Feb. 13, 2014 3:56 P.M. (Updated: Feb. 13, 2014 11:06 P.M.)
NABLUS (Ma'an) -- A general strike announced by the Palestinian Lawyers' Union paralyzed West Bank courts on Thursday despite the reported approval by the Higher Judicial Council of an initiative proposed by President Mahmoud Abbas to end a dispute between the union and the council.

Striking lawyers organized pickets on Thursday morning in front of court buildings across the West Bank urging the Higher Judicial Council to accept the unions' demands, threatening further protests if they failed to do so.

Speaker of the lawyers union Hussein Shabanah told Ma'an that the union had not been officially informed that the Higher Judicial Council accepted the initiative proposed by president Abbas' office.

"We will go ahead with protective moves until all disputed issues are resolved," he said, highlighting that some issues could take a long period of time to settle.

Demands related to amendments in the legislative system, said Shabanah, are among these. One of the major demanded amendments, he explained, is to have court hearings with one judge instead of a panel of three.

"This is a basic demand, and it will take time as it needs to be approved by the president."

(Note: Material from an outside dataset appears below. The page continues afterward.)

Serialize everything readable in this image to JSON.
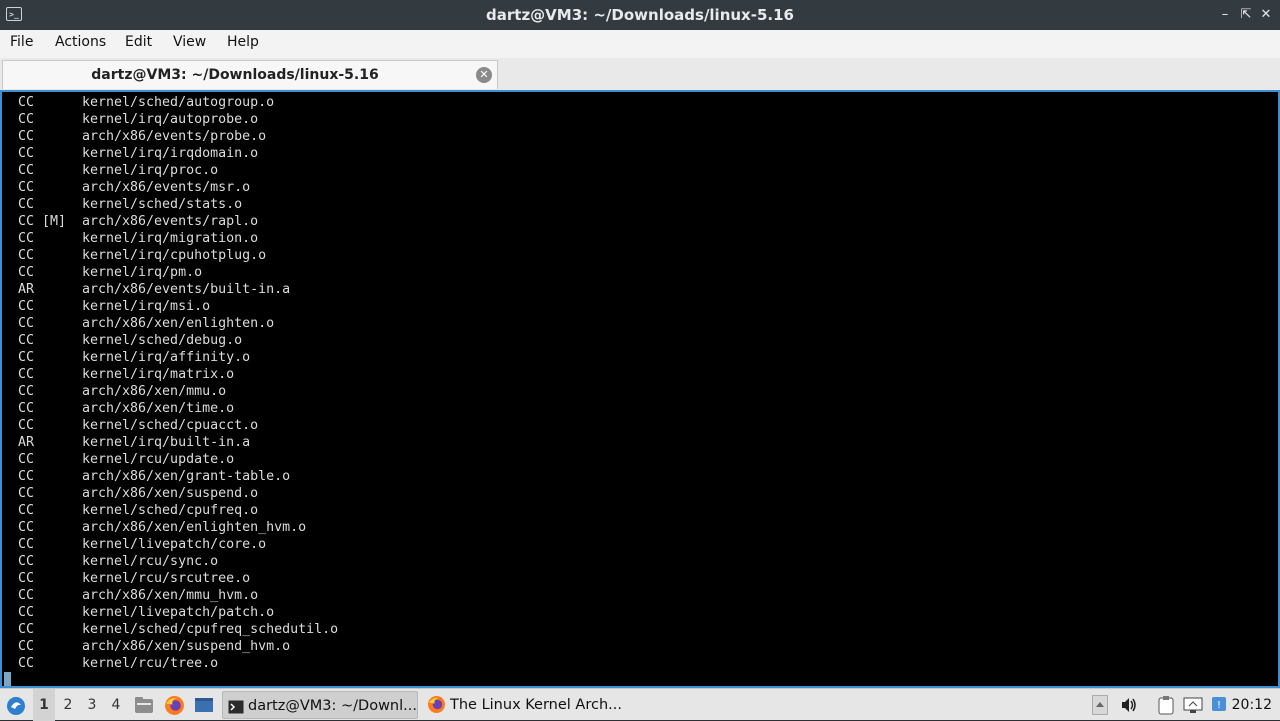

A second demand is for the judges to "show respect to both citizens and lawyers" during court hearings, Shabanah said, highlighting that some judges treat citizens and lawyers disrespectfully.

A third and very important demand is to make amendments to the judges' working hours.

"It is unbelievable that judges work only from 10 in the morning to one in the afternoon, especially given the large numbers of pending lawsuits."

Shabanah mentioned several other demands an important one of which was that when the Higher Judicial Council appoints new judges, the union of lawyers should be consulted.

"Judges originally worked as lawyers and the union keeps files about their history, and so it's unacceptable to appoint them without consulting the union because some of them may have made mistakes."